Advertisement

Church Welcomes an Atheist as Teacher

Share
TIMES STAFF WRITER

Stuart Bechman-Besamo hasn’t believed in God for years. Yet here he is, spending most Sundays at the Simi Valley United Church of Christ, teaching the parish’s young people about religion.

An atheist at Sunday school may seem like a wolf in sheep’s clothing or the setup to a bad joke. But Bechman-Besamo is not here to persuade his teenage charges to abandon their church. He is here to challenge them, to encourage tolerance and perhaps, church leaders hope, to bolster the faith of others.

Only an open-minded church would attract a couple like Bechman-Besamo, who left the Methodist church in high school, and his wife, Jeanie Mortensen-Besamo, an ex-Mormon. The 100-member congregation, formed in a 1994 merger of two churches, proclaims in its mission statement: “For us the Bible is a record of faith journeys to be taken seriously, but not always literally. . . . Our church seeks to be multicultural, respecting and learning from traditions which differ from our own.”

Advertisement

Stuart and Jeanie first encountered the Simi Valley church in early 2000, while working with its members to fight Proposition 22, a successful ballot measure aimed at banning recognition of same-sex marriage in California. (The couple added the word “Besamo”--a combination of their and Jeanie’s daughter’s last names--to their surnames when they married two years ago.)

After leaving Mormonism, Jeanie was looking for a more inclusive place to worship. She joined the Simi Valley church and volunteered to help with its youth program. She thought that teaching kids about religion would be something she’d handle by herself--until two members of the church’s youth group announced a year ago that they were atheists.

Church leaders decided that to take this declaration seriously, they needed to introduce the youth group to an atheist. They thought of Stuart.

“Stuart,” said the church’s pastor, the Rev. Bill Greene, “is a caring, bright, perceptive, inclusive kind of person who has a strong sense of justice. . . . We are not starting an agnostic club. It’s just that here is this incredibly fine man, with honesty and passion for justice, who is in our church. And that’s a blessing for us, and for all of our kids.”
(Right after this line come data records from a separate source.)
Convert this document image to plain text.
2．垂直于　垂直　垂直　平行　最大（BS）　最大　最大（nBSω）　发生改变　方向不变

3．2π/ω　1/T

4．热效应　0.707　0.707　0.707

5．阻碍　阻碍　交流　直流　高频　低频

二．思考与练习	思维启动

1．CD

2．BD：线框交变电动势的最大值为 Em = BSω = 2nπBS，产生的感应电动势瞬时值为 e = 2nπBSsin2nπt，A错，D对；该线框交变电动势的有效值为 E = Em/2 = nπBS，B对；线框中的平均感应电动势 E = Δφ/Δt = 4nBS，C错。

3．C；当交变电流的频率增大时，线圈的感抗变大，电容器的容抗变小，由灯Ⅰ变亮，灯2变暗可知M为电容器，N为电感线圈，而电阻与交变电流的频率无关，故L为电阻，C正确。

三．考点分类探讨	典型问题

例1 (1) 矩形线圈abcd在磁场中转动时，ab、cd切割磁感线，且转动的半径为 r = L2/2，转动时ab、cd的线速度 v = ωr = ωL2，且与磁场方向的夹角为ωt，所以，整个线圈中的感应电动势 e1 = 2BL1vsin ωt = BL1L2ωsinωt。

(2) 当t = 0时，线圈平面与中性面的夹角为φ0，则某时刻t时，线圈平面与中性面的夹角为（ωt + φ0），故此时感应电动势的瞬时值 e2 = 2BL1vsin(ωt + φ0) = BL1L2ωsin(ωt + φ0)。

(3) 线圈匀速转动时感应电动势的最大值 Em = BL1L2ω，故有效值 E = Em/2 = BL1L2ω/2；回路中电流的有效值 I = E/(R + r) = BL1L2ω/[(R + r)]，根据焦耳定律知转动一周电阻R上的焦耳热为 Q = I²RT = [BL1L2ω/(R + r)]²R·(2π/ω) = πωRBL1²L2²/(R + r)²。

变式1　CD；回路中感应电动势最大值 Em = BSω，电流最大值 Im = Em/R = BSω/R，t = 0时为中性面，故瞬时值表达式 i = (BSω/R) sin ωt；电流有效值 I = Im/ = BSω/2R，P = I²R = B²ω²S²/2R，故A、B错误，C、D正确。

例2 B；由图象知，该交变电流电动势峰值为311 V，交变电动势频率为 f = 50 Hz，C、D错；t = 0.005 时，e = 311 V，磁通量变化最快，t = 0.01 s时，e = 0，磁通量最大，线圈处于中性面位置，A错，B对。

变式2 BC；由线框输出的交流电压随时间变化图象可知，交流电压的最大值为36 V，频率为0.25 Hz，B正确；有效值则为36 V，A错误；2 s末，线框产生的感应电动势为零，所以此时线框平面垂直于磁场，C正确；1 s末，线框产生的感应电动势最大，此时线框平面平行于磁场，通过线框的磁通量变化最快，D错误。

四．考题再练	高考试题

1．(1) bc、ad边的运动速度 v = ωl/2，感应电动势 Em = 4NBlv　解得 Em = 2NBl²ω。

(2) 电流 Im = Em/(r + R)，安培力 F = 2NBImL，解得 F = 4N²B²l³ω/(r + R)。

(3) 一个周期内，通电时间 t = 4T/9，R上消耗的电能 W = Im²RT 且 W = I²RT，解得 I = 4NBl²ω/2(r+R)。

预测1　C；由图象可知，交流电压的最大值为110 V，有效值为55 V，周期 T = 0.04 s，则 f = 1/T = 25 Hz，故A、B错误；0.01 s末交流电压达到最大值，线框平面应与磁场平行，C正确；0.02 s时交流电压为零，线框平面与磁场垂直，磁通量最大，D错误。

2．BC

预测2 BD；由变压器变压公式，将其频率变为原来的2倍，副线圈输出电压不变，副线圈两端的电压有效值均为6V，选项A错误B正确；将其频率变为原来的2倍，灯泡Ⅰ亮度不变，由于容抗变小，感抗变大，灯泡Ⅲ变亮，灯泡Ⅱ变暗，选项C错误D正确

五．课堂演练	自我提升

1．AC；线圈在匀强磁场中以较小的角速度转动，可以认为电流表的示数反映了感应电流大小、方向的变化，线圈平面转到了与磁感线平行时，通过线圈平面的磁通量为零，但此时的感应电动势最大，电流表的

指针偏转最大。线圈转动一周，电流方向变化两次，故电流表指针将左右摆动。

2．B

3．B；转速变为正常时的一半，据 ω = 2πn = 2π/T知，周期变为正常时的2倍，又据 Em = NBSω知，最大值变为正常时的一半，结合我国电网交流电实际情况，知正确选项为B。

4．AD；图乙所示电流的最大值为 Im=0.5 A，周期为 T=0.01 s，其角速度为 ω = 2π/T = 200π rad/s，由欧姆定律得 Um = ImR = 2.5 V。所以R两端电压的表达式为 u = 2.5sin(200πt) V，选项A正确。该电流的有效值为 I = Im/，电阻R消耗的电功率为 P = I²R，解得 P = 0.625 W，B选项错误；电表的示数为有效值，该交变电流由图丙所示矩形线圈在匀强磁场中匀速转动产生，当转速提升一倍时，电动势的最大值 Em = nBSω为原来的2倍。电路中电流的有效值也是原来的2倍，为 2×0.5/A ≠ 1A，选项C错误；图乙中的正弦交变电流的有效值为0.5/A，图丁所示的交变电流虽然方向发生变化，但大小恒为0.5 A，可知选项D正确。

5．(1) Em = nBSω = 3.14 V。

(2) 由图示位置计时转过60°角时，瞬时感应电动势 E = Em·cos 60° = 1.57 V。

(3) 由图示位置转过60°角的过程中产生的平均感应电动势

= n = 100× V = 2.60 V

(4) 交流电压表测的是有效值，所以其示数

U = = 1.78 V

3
Which is why the atheist can be found Sundays in the church’s “clubhouse”--a converted garage whose closet still holds a lawn mower--less than 100 yards from the church’s cozy sanctuary.

Stuart, 41, said he began calling himself an atheist 15 years ago. More recent readings and discussions “have served only to bolster my stance of nonreligious belief,” he said.

Advertisement

He agreed to participate in Sunday school in part because he wanted to “teach tolerance for people like me.”
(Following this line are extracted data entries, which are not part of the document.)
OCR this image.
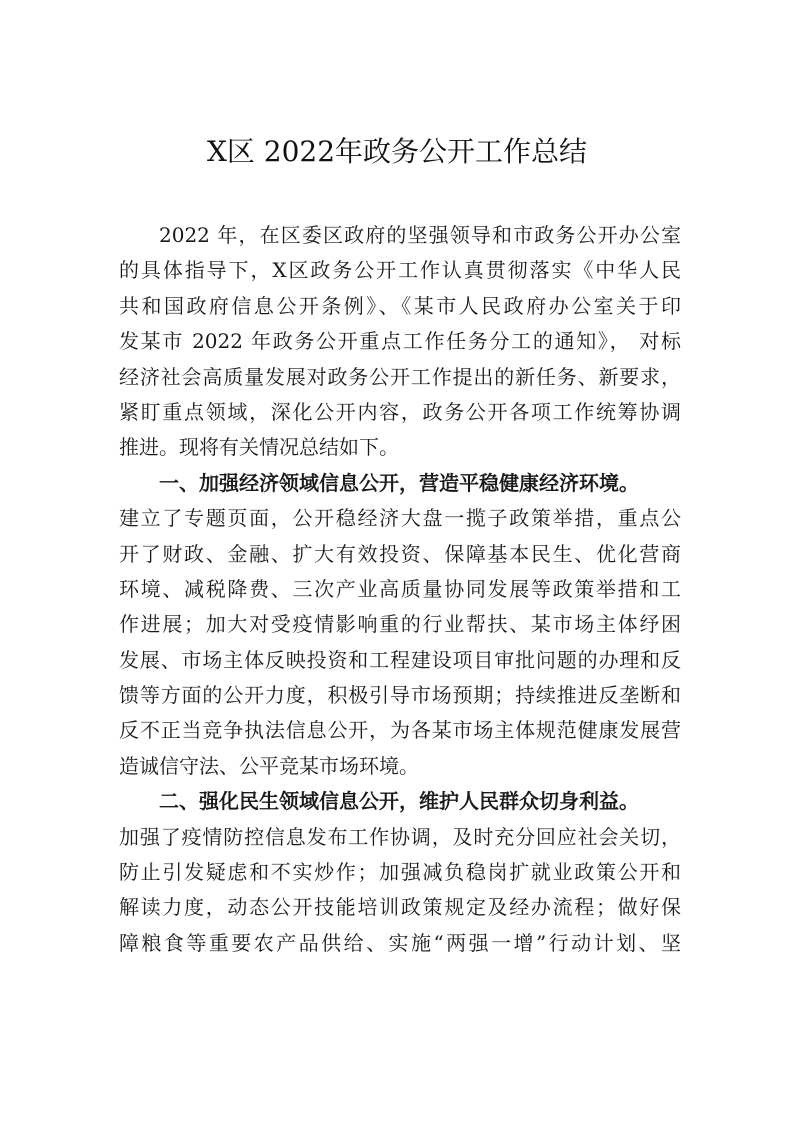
X区 2022年政务公开工作总结
2022 年，在区委区政府的坚强领导和市政务公开办公室
的具体指导下，X区政务公开工作认真贯彻落实《中华人民
共和国政府信息公开条例》、《某市人民政府办公室关于印
发某市 2022 年政务公开重点工作任务分工的通知》， 对标
经济社会高质量发展对政务公开工作提出的新任务、新要求，
紧盯重点领域，深化公开内容，政务公开各项工作统筹协调
推进。现将有关情况总结如下。
一、加强经济领域信息公开，营造平稳健康经济环境。
建立了专题页面，公开稳经济大盘一揽子政策举措，重点公
开了财政、金融、扩大有效投资、保障基本民生、优化营商
环境、减税降费、三次产业高质量协同发展等政策举措和工
作进展；加大对受疫情影响重的行业帮扶、某市场主体纾困
发展、市场主体反映投资和工程建设项目审批问题的办理和反
馈等方面的公开力度，积极引导市场预期；持续推进反垄断和
反不正当竞争执法信息公开，为各某市场主体规范健康发展营
造诚信守法、公平竞某市场环境。
二、强化民生领域信息公开，维护人民群众切身利益。
加强了疫情防控信息发布工作协调，及时充分回应社会关切，
防止引发疑虑和不实炒作；加强减负稳岗扩就业政策公开和
解读力度，动态公开技能培训政策规定及经办流程；做好保
障粮食等重要农产品供给、实施“两强一增”行动计划、坚
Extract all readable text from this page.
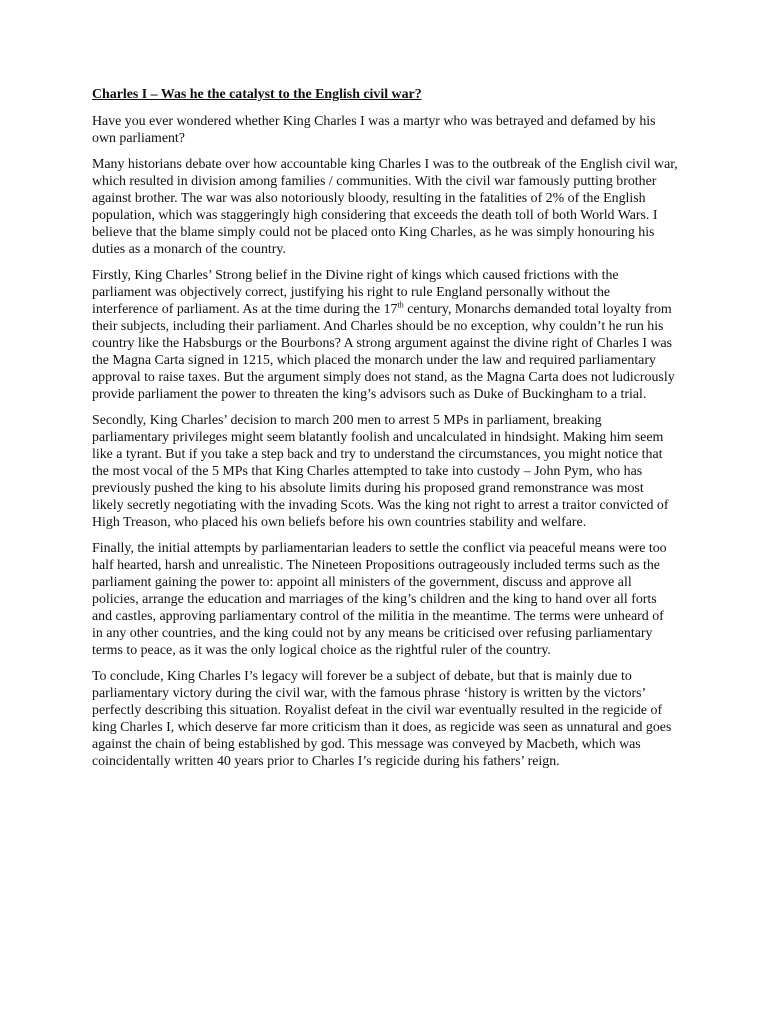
Charles I – Was he the catalyst to the English civil war?

Have you ever wondered whether King Charles I was a martyr who was betrayed and defamed by his own parliament?

Many historians debate over how accountable king Charles I was to the outbreak of the English civil war, which resulted in division among families / communities. With the civil war famously putting brother against brother. The war was also notoriously bloody, resulting in the fatalities of 2% of the English population, which was staggeringly high considering that exceeds the death toll of both World Wars. I believe that the blame simply could not be placed onto King Charles, as he was simply honouring his duties as a monarch of the country.

Firstly, King Charles’ Strong belief in the Divine right of kings which caused frictions with the parliament was objectively correct, justifying his right to rule England personally without the interference of parliament. As at the time during the 17th century, Monarchs demanded total loyalty from their subjects, including their parliament. And Charles should be no exception, why couldn’t he run his country like the Habsburgs or the Bourbons? A strong argument against the divine right of Charles I was the Magna Carta signed in 1215, which placed the monarch under the law and required parliamentary approval to raise taxes. But the argument simply does not stand, as the Magna Carta does not ludicrously provide parliament the power to threaten the king’s advisors such as Duke of Buckingham to a trial.

Secondly, King Charles’ decision to march 200 men to arrest 5 MPs in parliament, breaking parliamentary privileges might seem blatantly foolish and uncalculated in hindsight. Making him seem like a tyrant. But if you take a step back and try to understand the circumstances, you might notice that the most vocal of the 5 MPs that King Charles attempted to take into custody – John Pym, who has previously pushed the king to his absolute limits during his proposed grand remonstrance was most likely secretly negotiating with the invading Scots. Was the king not right to arrest a traitor convicted of High Treason, who placed his own beliefs before his own countries stability and welfare.

Finally, the initial attempts by parliamentarian leaders to settle the conflict via peaceful means were too half hearted, harsh and unrealistic. The Nineteen Propositions outrageously included terms such as the parliament gaining the power to: appoint all ministers of the government, discuss and approve all policies, arrange the education and marriages of the king’s children and the king to hand over all forts and castles, approving parliamentary control of the militia in the meantime. The terms were unheard of in any other countries, and the king could not by any means be criticised over refusing parliamentary terms to peace, as it was the only logical choice as the rightful ruler of the country.

To conclude, King Charles I’s legacy will forever be a subject of debate, but that is mainly due to parliamentary victory during the civil war, with the famous phrase ‘history is written by the victors’ perfectly describing this situation. Royalist defeat in the civil war eventually resulted in the regicide of king Charles I, which deserve far more criticism than it does, as regicide was seen as unnatural and goes against the chain of being established by god. This message was conveyed by Macbeth, which was coincidentally written 40 years prior to Charles I’s regicide during his fathers’ reign.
“If they know a person who is an atheist,” he said, “they won’t have any negative preconceptions about atheism. If they find their beliefs head that way, they won’t feel like an outcast, that something is wrong with them. I consider this process similar to what gay individuals go through.”

On a recent Sunday, Stuart leaned against the edge of a heavy oak table at one end of the clubhouse, engaged in a sort of Socratic dialogue with teenagers. “Can anyone tell me what the Christian view of sin is?” he asked.
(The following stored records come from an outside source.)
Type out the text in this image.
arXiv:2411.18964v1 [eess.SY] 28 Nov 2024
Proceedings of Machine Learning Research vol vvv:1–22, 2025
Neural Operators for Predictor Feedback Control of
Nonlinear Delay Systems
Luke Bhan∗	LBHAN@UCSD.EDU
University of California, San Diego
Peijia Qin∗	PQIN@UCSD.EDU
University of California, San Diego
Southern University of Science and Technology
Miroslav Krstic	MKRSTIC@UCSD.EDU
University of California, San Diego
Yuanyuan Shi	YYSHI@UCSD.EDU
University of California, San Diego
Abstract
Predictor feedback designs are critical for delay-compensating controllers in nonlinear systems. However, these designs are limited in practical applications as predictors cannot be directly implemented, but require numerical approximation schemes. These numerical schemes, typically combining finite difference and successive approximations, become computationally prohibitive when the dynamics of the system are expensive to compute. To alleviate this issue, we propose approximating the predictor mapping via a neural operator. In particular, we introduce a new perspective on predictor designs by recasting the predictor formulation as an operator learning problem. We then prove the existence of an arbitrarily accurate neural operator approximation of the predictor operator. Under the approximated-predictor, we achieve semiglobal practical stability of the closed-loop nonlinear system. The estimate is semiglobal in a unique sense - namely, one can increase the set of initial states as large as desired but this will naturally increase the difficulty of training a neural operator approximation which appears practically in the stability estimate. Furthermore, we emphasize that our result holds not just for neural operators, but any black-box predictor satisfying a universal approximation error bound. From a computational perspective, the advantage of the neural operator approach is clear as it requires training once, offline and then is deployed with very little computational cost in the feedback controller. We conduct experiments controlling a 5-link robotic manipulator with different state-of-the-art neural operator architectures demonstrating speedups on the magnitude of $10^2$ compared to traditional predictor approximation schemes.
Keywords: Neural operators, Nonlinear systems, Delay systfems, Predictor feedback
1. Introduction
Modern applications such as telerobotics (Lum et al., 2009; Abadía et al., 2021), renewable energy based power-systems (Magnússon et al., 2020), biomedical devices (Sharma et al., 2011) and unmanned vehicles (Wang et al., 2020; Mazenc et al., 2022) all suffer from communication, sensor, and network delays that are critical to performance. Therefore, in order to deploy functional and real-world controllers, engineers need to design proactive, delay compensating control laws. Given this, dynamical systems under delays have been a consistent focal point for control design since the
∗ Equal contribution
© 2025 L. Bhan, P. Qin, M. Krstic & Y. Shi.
The four students in attendance, sprawled out on the mismatched chairs and couches that make up most of the clubhouse’s furniture, shouted out answers: Infidelity. Stealing. Lying.

Standing next to her husband, Jeanie wrote the teenagers’ answers on a white board, trying to squeeze all the ink she could out of a dry-erase marker that would not cooperate. She let Stuart ask the questions and then added to the discussion, drawing on her own background and readings to create a fuller picture of the Christian doctrines on sin and grace.

Stuart pressed on. What makes a sin in Judaism, Islam, Hinduism? The students offered some examples: killing someone, maybe, or swearing. Not praying as often as your religion tells you that you must. And then Steven Smitha, 14, bolted from his chair, hand pointed in the air.

Advertisement

“Sin,” he yelled at Stuart, standing two feet from him, “is McDonald’s in Hinduism!”

Sunday school class can take on a wacky tone when so many perspectives get tossed around so freely. Stuart tried, somewhat unsuccessfully, to guide the conversation back to religion. “What does sin mean to a humanist?” he asked. In Stuart’s vocabulary, the words “humanist” and “atheist” are largely interchangeable.

“A personal sense of right and wrong?” wondered Randy Torrey, 17, a senior at Thousand Oaks High.

“What Jiminy Cricket tells you not to do,” Steven added. The room erupted in laughter.

Stuart rolled his eyes. He and Jeanie tolerate this controlled mayhem because they believe that the discussion stimulates the curiosity of their students about different religions, helping the teenagers articulate what they like, and dislike, about organized religion.

Matt Smitha, 16, said that what he learns at Sunday school is beneficial for his regular high school experience, as a junior at Buena High in Ventura. “I have friends at school who are of different faiths; it’s helped me understand a little better where they are coming from.”

Said Jeanie: “We have a church here with differing viewpoints, and we want the kids to know that there are organizations and churches that don’t insist you conform to a certain way.”